Literatura politicamente correta é o caminho?

A polêmica sobre a proibição dos livros de Monteiro Lobato nas escolas

         “Os livros de Monteiro Lobato deveriam ser proibidos nas escolas.” Esta afirmação foi feita na 20ª Semana de Jornalismo da Faculdade Cásper Líbero, no debate A presença do negro na mídia brasileira, pela representante da Coordenadoria de Assuntos da População Negra da Prefeitura de São Paulo (CONE-SP), Maria Aparecida Laia.

A polêmica sobre se o escritor Monteiro Lobato (1882 -1948) era racista ganhou força no Brasil, particularmente, depois que, em 2011, o Conselho Federal de Educação emitiu um parecer que classificou o livro As Caçadas de Pedrinho, de 1933, como racista.

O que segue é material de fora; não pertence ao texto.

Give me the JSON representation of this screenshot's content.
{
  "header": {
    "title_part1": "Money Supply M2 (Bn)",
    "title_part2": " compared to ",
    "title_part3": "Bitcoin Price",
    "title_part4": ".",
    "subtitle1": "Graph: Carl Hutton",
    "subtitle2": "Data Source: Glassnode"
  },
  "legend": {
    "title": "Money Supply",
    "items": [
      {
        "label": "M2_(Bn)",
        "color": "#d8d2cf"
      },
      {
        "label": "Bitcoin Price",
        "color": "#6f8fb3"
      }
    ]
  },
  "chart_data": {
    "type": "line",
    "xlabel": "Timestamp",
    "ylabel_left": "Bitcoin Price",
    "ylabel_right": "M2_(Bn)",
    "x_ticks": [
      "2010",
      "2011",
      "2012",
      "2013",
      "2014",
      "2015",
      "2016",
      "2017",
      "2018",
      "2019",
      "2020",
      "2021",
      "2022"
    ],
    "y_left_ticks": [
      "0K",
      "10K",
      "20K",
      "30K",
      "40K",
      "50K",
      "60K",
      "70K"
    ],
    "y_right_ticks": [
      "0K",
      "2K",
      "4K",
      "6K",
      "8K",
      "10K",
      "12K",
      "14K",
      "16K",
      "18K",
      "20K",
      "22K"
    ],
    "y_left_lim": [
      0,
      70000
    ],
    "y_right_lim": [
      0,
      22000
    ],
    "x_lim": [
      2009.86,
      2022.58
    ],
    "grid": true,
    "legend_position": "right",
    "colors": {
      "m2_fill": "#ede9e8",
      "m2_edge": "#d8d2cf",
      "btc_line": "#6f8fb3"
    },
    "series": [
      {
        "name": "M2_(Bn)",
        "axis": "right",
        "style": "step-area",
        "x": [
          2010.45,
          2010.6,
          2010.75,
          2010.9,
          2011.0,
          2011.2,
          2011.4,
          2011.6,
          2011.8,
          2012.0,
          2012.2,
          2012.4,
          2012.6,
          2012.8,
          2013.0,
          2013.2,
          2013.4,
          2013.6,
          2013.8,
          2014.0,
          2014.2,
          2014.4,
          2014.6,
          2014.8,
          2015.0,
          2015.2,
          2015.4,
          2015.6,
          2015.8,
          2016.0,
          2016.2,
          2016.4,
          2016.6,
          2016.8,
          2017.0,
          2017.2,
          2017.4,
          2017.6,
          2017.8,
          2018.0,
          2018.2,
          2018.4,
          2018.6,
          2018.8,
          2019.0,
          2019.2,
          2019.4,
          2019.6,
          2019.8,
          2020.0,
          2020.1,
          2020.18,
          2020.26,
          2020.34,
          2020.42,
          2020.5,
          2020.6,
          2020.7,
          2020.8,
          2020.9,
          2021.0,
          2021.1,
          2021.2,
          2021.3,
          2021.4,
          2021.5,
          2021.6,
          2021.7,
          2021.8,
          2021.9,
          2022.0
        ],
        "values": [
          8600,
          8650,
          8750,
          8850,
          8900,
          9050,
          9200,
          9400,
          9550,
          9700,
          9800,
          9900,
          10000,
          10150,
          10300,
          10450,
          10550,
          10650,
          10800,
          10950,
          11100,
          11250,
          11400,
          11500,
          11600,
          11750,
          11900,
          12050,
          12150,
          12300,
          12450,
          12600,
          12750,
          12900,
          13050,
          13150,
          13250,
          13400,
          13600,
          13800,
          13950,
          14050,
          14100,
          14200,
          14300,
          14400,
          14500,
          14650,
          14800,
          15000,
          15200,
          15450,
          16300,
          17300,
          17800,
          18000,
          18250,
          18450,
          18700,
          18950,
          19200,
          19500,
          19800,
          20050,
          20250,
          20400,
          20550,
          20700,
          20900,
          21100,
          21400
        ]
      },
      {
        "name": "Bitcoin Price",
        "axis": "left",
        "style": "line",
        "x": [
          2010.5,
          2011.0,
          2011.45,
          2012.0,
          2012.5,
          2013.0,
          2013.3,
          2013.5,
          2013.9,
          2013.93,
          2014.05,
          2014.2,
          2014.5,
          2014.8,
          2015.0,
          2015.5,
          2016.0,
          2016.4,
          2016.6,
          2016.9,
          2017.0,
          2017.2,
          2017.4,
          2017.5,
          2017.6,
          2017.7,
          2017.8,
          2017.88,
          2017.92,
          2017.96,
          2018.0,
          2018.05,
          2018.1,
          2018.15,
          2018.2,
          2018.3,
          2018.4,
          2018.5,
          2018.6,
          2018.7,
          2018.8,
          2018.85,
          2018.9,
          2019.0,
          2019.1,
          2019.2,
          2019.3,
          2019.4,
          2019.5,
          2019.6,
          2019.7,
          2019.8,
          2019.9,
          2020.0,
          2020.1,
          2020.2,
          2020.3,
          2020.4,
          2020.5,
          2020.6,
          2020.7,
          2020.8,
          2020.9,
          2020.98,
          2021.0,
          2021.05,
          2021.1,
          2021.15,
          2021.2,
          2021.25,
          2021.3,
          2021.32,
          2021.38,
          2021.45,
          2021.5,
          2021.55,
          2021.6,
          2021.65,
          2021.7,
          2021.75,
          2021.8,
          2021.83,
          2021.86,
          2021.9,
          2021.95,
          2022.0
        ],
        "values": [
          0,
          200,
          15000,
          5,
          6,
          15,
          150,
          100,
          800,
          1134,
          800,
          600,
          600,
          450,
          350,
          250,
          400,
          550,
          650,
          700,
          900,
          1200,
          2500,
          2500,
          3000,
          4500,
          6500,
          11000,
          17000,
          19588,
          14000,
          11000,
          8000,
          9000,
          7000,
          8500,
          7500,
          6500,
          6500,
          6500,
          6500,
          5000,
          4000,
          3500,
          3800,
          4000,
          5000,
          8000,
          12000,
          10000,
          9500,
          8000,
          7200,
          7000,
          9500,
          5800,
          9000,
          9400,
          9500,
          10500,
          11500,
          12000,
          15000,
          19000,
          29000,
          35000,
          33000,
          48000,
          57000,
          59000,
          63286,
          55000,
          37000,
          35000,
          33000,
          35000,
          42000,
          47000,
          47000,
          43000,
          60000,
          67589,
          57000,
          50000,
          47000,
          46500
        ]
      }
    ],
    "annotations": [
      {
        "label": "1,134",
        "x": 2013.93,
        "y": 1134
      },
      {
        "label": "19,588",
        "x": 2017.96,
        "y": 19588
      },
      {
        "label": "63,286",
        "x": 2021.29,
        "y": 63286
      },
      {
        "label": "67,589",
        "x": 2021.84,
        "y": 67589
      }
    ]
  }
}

No parecer, o tratamento dado no livro à Tia Nastácia, no qual é comparada a uma “macaca de carvão”, deu embasamento para que o Conselho caracterizasse as citações como ofensivas e racistas. Antes de o organismo tomar esta posição, já havia uma corrente académica que via racismo no tratamento dado à personagem pelo autor.

Alguns estados, como Mato Grosso e Paraíba chegaram a tirar o livro do currículo escolar, embora o Ministério da Educação houvesse vetado o parecer.

A polêmica tomou conta também de intelectuais e meios de comunicação. Mas, com menos paixão, precisamos pensar sobre este assunto.

O fato de o autor Monteiro Lobato ter aderido, pelo menos durante algumas décadas, à fatídica e monstruosa ideia da eugenia, que, na prática, exaltava a superioridade da raça “branca”, não anula a obra do escritor, sem dúvida, um dos mais talentosos artistas do Brasil.

Ele legou ao Brasil uma literatura infantil de altíssima qualidade, e o prazer da leitura de seus livros, usufruído por gerações, é inegável.

Contudo, as editoras e os governos precisam adotar medidas que alertem os leitores de Monteiro Lobato sobre as passagens racistas que se encontrem em seus livros.

Livros de outros autores, nacionais e internacionais, contêm também expressões preconceituosas em relação à mulher, à homossexualidade, contra estrangeiros. Os gordos, os magros, os nordestinos, são estereotipados de maneira a causar o riso, enfim, a literatura está repleta de fórmulas preconceituosas em todas as esferas.

Sem grande esforço, podemos citar Dom Quixote, que tratava o pobre Sancho Pança como um ser com limitações mentais. Devemos banir Cervantes das bibliotecas escolares? Os governos devem permitir apenas o contato com obras “politicamente corretas”? A divulgação de toda produção literária que insinue alguma atitude preconceituosa deve ser proibida? Qual seria o limite para este movimento “salvador”?

A história da Humanidade nos esclarece que os escritores e artistas, mesmo aqueles que se destacaram pelo combate a algum preconceito específico, são seres humanos nascidos numa determinada época.

Isto não significa aceitá-los sem crítica. É claro que não devemos fechar olhos e ouvidos às discriminações encontradas na literatura. Mas essa atitude cidadã não pode cegar-nos até o ponto de deixar de apreciar a arte de uma obra que é também resultado do talento humano.

A luta contra a discriminação racial no Brasil e no Mundo é parte da nossa História. Está inscrita na batalha permanente pela edificação de homens e mulheres cada vez mais íntegros e sensíveis.

Queimar livros (ou seres humanos!), pelas suas convicções preconceituosas, não faz de nós paladinos inquestionáveis da moral humana, ou modelos imaculados que todos devam seguir. Tal atitude mais retira do que agrega a nosso combate pela igualdade de direitos para todos.